By 2018, the government rejected the privatisation of social assistance and instituted a payment and registration system administered through the South African Post Office and its banking division Postbank.

However, the Post Office System failed and will no longer be distributing grants as of April this year. This means distribution will be via ATMs (something still not ideal for many due to proximity issues and bank charges) and retailers.

Vally was involved from 2020 in a project which sought to explore these shifts in a moment of transition that allowed for detailed insight into the changes and motivations for maintaining certain processes. She highlighted that her academic work increasingly involved her in advocacy and organisational work around grants. This work with claimants reiterated that the everyday practices of grant delivery are immensely generative as sites of sociality and politics, and became the springboard for a broader project asking and analysing questions like what were the social-grant technologies introduced, accelerated and facilitated; what happens when state and private entities fail; and, what is it like to be a grant recipient when your only access is mediated by technology? She will analyse the shifts in knowledge production, grants as a right/claim on the state, and the ways the money gets or doesn’t get to the people which tell us about resistance and failures of the system.

“I’m trying to emphasise what has been marginalised in thinking about grants,” she explained.

“For claimants grants are spent on food, healthcare, education, housing, water and transport,” she added. “People are having to use cash transfers to subsidise what should be provided by the state.

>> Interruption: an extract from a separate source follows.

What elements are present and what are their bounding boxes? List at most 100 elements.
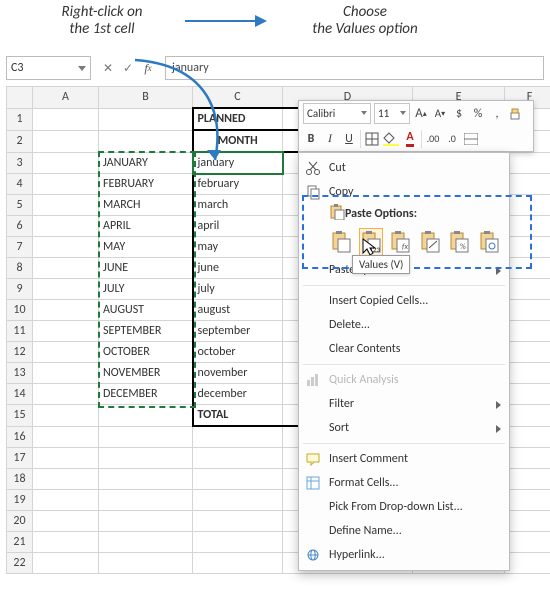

Of course, it might be cheaper to provide housing or other services, but the romanticisation of cash persists.”

She also emphasised the broader political issues.

“During apartheid state service delivery was a way of pressurising the apartheid state which was seen as a cohesive and legitimate enemy. The end of apartheid coincided with the global push to neoliberalism which included a push towards technology-centred economies. Through electricity and water metres people were given individualised access to services – but this puts responsibility on the individual so that collective resistance is not ideologically cohesive or practical. It moves the politics of liberation to responsibilism.”

“It’s a form of racial capitalism,” she continued. “Obviously I’m not against social welfare but the promoters of cash transfers advocate neoliberal logic and the inclusion of all people in the financial system – a way to bank the unbanked. People don’t necessarily want more technology. And it might all be a misdiagnosis about how and what form social assistance should take. Such problem/solution thinking doesn’t take the claimants into account.”

“However,” she concluded, “the aim is not to put forward an ideal system – we don’t know what that is. I’m pushing against the idea of an ideal.”